Professor Tim Hughes, an Adelaide-based haematologist, has spent over two decades transforming the outlook for patients with chronic myeloid leukaemia (CML), a blood cancer that was once almost always fatal within three to four years. His pioneering work has led to breakthroughs that now allow some patients to achieve treatment-free remission.
From fatal to manageable
When Professor Hughes began his career, CML was a death sentence. Most patients survived just three to four years. However, around 2000, the emergence of targeted therapies known as tyrosine kinase inhibitors revolutionised treatment. These drugs target the exact genetic fault that causes CML, switching off the overdrive signal in blood cells. Professor Hughes and his team were among the first to trial these therapies, with dramatic results.
“It was a completely different way of treating cancer – targeting the specific driver of the disease rather than using more general treatments,” he explains.
Three major breakthroughs
Professor Hughes’s work has driven three key advances. The first was the development of a highly sensitive blood test that can detect tiny traces of the disease. This allows doctors to track exactly how well a patient is responding to treatment, providing a clearer picture of the disease status.
The second breakthrough was the discovery that some patients could stop treatment altogether. Previously, patients were told they would need to take medication for life. However, some patients achieved such low levels of leukaemia that it became undetectable. These patients could cease therapy and remain free of detectable leukaemia. Currently, about one-third of patients achieve this treatment-free remission, but Professor Hughes notes there is still a long way to go.
The third breakthrough was the development and early use of a highly specific next-generation drug that works differently from earlier treatments. This new targeted therapy is much more precise, blocking the cancer-driving protein without affecting normal enzymes. “It is so specific in its ability to inhibit the leukaemia kinase that it doesn’t affect other normal kinases at all,” says Professor Hughes. “It’s the first time that’s ever been achieved. We’ve now treated over 200 patients in Australia with this drug as first-line therapy, and the results have been extremely good.”
Future directions
Despite these advances, five to ten per cent of patients still develop aggressive disease. Professor Hughes believes the next step lies in combining better drugs with new approaches, particularly harnessing the immune system. He and his colleagues are exploring how immune responses might help maintain deep remissions and reduce the likelihood of relapse over time.
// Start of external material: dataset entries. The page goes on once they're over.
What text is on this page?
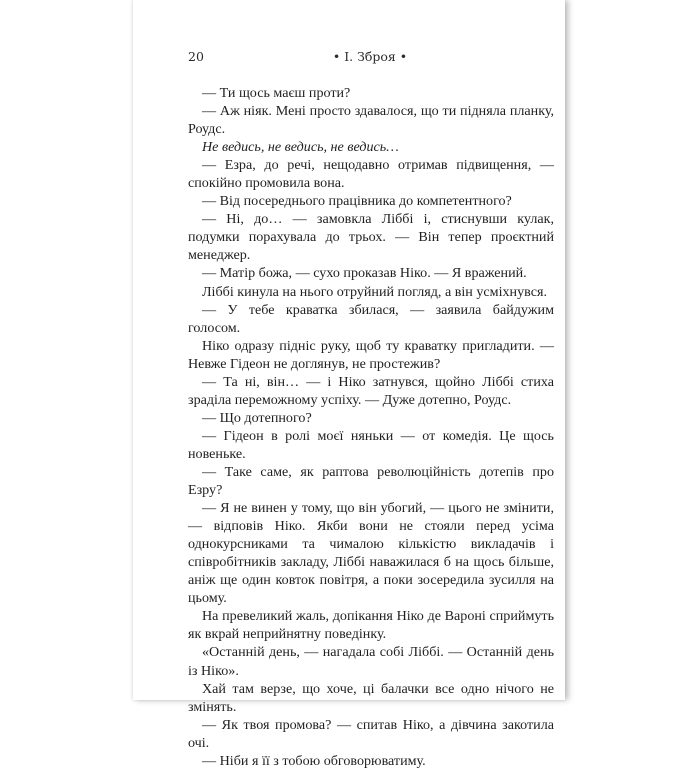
20	• І. Зброя •

— Ти щось маєш проти?

— Аж ніяк. Мені просто здавалося, що ти підняла планку, Роудс.

Не ведись, не ведись, не ведись…

— Езра, до речі, нещодавно отримав підвищення, — спокійно промовила вона.

— Від посереднього працівника до компетентного?

— Ні, до… — замовкла Ліббі і, стиснувши кулак, подумки порахувала до трьох. — Він тепер проєктний менеджер.

— Матір божа, — сухо проказав Ніко. — Я вражений.

Ліббі кинула на нього отруйний погляд, а він усміхнувся.

— У тебе краватка збилася, — заявила байдужим голосом.

Ніко одразу підніс руку, щоб ту краватку пригладити. — Невже Гідеон не доглянув, не простежив?

— Та ні, він… — і Ніко затнувся, щойно Ліббі стиха зраділа переможному успіху. — Дуже дотепно, Роудс.

— Що дотепного?

— Гідеон в ролі моєї няньки — от комедія. Це щось новеньке.

— Таке саме, як раптова революційність дотепів про Езру?

— Я не винен у тому, що він убогий, — цього не змінити, — відповів Ніко. Якби вони не стояли перед усіма однокурсниками та чималою кількістю викладачів і співробітників закладу, Ліббі наважилася б на щось більше, аніж ще один ковток повітря, а поки зосередила зусилля на цьому.

На превеликий жаль, допікання Ніко де Вароні сприймуть як вкрай неприйнятну поведінку.

«Останній день, — нагадала собі Ліббі. — Останній день із Ніко».

Хай там верзе, що хоче, ці балачки все одно нічого не змінять.

— Як твоя промова? — спитав Ніко, а дівчина закотила очі.

— Ніби я її з тобою обговорюватиму.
This work is carried out by a large multidisciplinary team at the South Australian Health and Medical Research Institute (SAHMRI), alongside collaborators at the Royal Adelaide Hospital and Adelaide University, with strong integration between laboratory research and clinical care.
Patients drive progress
Professor Hughes credits his patients for their willingness to participate in clinical trials. “Almost everyone is willing to take part in clinical trials,” he says. “Even if it won’t help them directly, they want to help the next person. That’s pretty remarkable.”
For Professor Hughes and his team, the sense of purpose is what continues to drive the work forward. “You can see the difference this work makes,” he says. “That’s what matters – to have patients who generally don’t even know they are being treated is a huge step forward.”